Fischer-Z - Til the oceans overflow

So Real / PIAS / Rough Trade
VÖ: 08.10.2021
Unsere Bewertung: 6/10
6/10
Eure Ø-Bewertung: 6/10
6/10

Vom Regen in die Traufe?

Es ist schon ein bisschen tragisch. Da produziert man im Laufe einer mittlerweile fast 45 Jahre andauernden Karriere Album um Album – und am Ende reduziert sich dann doch alles auf diese eine Platte. Für John Watts heißt diese eine Platte "Red skies over paradise", mit welcher der Brite sich und seine Band Fischer-Z 1981 in den Olymp der New Wave katapultierte. Was nicht nur an den Über-Singles "Berlin" und "Marliese" liegt, deren Airplay-Tantiemen Watts auch heute noch den Tisch decken, sondern auch daran, dass "Red skies over paradise" voller Zeitgeist steckte. Eingebettet in eine grobe Rahmenhandlung im Berlin des Kalten Krieges, verband das Album auf meisterhafte Weise die Wut auf den Thatcherismus mit der Angst vor dem finalen Atomschlag. Eigentlich wäre nun der 40. Jahrestag der Veröffentlichung dieses Meilensteins ein Grund zum Feiern, flankiert von opulenten Special Editions und sonstnochwas, doch dem Alt-Linken Watts ist dieser Kommerz zuwider.

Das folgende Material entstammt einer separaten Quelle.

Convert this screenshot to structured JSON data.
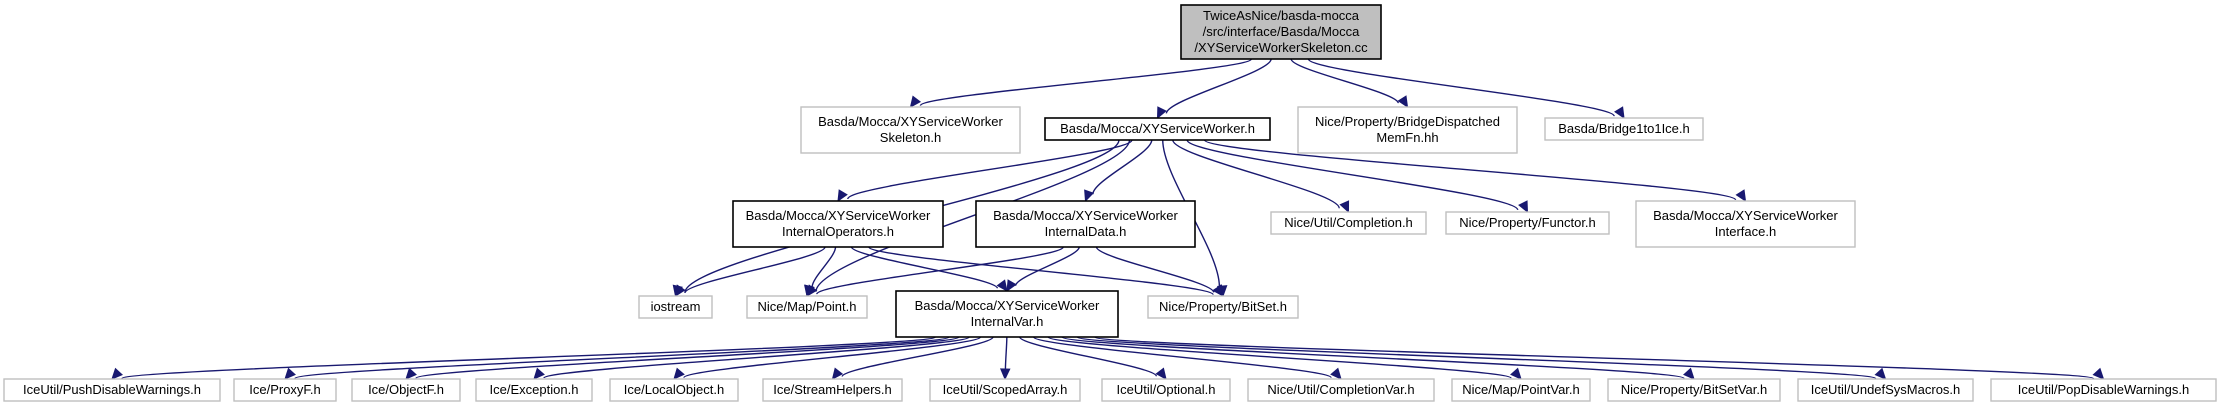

Zumal der mittlerweile 66 Jahre alte Sänger und Gitarrist noch eine Menge zu sagen hat. "Til the oceans overflow" nimmt die Umgebung von "Red skies over paradise" mit auf einen Zeitsprung in das heutige Berlin – das natürlich über die Jahrzehnte nach dem Ende des Kalten Krieges zu einer brodelnden Metropole gereift ist. Das Einzige, was im Gegensatz zu 1981 noch strahlt, ist die Sonne über dem Alexanderplatz im Artwork. Doch die Angst vor der nuklearen Apokalypse ist der Sorge angesichts der Klimakatastrophe gewichen, während die Menschen – auch das ist jetzt nicht wirklich Breaking News – immer leichter manipulierbar geworden sind. Die bereits im April 2020 veröffentlichte Single "Choose" ist so ein Fanal, ein Aufruf, die letzten Chancen zu ergreifen, um den fatalen Klimawandel von Menschenhand vielleicht nicht zu stoppen, doch zumindest entscheidend zu verlangsamen. "Saving the world must be the cause of every nation / You have a voice / And you have a choice / So choose!"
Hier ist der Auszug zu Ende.